I should add that the call to memset never fails, which to me means the allocations is successful, but I could be wrong.
EDIT
I found a fix everyone, thanks for all your help. Somehow, and I still need to figure out how, there was one extra horizontal line being upscaled, so I changed...
for(int iHeight = 0; iHeight < HD_HEIGHT; iHeight++)
to
for(int iHeight = 0; iHeight < HD_HEIGHT-1; iHeight++)
and it suddenly worked. Anyhow, thanks so much again!
Some possibilities to look at or things to try:
It may be that the pHDVideo->VideoData[iFrame] or pHDVideo->VideoData is being freed somewhere. I doubt this is the case but I'd check all the places this can happen anyway. Output a debug statement each time you free on of those AND just before your crash statement.
Something might be overwriting the pHDVideo->VideoData[iFrame] values. Print them out when allocated and just before your crash statement to see if they've changed. If 0x0110f000 isn't within the range of one of them, that's almost certainly the case.
Something might be overwriting the pHDVideo value. Print it out when allocated and just before your crash statement to see if it's changed. This depends on what else is within your pHDVideo structure.
Please show us the code that crashes, with a decent amount of context so we can check that out as well.
In answer to your specific questions:
1/ It's implementation- or platform-specific, and it doesn't matter in this case. If your new's were failing you'd get an exception or null return, not a dodgy pointer.
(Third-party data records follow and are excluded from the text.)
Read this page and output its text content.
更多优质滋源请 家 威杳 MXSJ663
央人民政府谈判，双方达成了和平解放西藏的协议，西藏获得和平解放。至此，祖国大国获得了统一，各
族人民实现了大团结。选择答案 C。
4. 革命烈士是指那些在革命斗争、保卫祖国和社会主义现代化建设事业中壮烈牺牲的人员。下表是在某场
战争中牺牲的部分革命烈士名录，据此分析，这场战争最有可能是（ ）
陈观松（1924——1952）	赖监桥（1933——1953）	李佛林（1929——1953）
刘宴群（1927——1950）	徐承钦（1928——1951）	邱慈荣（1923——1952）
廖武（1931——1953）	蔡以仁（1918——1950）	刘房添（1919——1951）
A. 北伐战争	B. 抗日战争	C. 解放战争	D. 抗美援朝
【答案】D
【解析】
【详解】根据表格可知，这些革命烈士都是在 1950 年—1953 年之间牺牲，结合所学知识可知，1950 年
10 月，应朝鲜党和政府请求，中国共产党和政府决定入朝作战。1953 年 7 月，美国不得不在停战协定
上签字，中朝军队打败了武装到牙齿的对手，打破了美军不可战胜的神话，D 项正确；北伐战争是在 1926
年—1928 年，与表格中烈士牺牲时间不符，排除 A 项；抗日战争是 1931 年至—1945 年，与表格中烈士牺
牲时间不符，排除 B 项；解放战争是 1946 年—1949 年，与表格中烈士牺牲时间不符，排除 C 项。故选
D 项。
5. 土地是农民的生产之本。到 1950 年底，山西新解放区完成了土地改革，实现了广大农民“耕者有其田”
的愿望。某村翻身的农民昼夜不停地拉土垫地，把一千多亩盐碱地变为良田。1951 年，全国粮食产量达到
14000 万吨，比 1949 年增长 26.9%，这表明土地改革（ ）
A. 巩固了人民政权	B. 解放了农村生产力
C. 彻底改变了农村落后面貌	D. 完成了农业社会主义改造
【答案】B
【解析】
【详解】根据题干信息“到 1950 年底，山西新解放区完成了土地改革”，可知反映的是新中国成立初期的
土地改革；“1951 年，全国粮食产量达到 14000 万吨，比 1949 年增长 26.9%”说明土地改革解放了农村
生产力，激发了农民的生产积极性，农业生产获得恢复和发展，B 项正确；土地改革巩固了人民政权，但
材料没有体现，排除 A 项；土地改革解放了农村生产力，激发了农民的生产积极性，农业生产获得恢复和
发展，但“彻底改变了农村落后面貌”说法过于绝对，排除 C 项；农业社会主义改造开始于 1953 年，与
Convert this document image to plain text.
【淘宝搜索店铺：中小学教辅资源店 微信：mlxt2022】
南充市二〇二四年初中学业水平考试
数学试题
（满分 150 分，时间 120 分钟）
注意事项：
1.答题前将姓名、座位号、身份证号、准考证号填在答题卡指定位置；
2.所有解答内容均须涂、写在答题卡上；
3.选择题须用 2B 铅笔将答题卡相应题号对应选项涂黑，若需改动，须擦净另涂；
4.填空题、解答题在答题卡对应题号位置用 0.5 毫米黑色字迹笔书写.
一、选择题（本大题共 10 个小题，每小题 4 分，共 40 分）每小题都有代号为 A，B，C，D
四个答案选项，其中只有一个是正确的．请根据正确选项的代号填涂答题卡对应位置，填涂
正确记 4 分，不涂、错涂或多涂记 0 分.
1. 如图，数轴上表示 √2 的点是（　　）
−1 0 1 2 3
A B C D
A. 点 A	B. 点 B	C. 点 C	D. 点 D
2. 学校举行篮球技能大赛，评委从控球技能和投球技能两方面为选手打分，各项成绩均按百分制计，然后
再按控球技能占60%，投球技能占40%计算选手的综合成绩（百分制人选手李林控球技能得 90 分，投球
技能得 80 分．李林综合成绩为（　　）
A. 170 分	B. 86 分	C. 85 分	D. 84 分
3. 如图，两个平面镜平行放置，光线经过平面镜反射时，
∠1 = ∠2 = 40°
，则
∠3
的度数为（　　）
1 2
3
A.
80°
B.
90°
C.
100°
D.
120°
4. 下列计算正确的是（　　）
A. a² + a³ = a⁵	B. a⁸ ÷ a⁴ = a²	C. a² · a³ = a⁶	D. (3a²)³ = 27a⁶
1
2/ It's not the case: see (1).
3/ See above for some possibilities and things to try.
Following addition of your screenshot:
You do realize that the error message says "Access violation reading ..."?
That means it's not complaining about writing to pHDVideo->VideoData[iFrame][3*iPixel+2] but reading from this->VideoData[iFrame][3*iPixelIndex+2].
iPixelIndex is set to 25458, so can you confirm that this->VideoData[iFrame][76376] exists? I can't see from your screenshot how this->VideoData is allocated and populated.
How are you accessing the allocated memory? Does it always die on the same statement? It looks very much like you're running off the end of either the one dimensional array of pointers, or the one of the big blocks of chars that it's pointing to. As you say, the memset pretty much proves that the memory was allocated correctly. The total amount of memory you're allocating is around 0x9450C00 bytes, so the address you quoted is off the end of allocated memory if it was allocated continguously.
Your screenshot appears to show that iPixel is in range, but it doesn't show what the value of iFrame was. Is it outside the range 0-99?
Update: The bug isn't in allocating the memory, it's in your conversion from HD to SD coordinates. The value you're reading from on the SD buffer is out of range, because it's at coordinates (144,176), which isn't in the range (0,0)-(143,175).
If it is the case that I'm failing to dynamically allocate memory, would it make sense that my code is crashing when attempting to access the array at exactly the same two indicies every time?
No, it wouldn't make sense to me.
If your call to operator new fails, I'd expect it to throw an exception or to return a null pointer (but not to return a non-null pointer to memory that's OK for some indices but not others).
Why are you using floating point math to calculate an integer index?
It looks like you are indexing out of range of the SD image buffer. 25344==SD_WIDTH*SD_HEIGHT, which is less than iPixelIndex, 25458.
Notice that heap allocation (e.g. using new) is efficient when allocating many small objects (that's why it's a Heap). If you're in the business of very large memory allocations, it might be better to use VirtualAlloc and friends.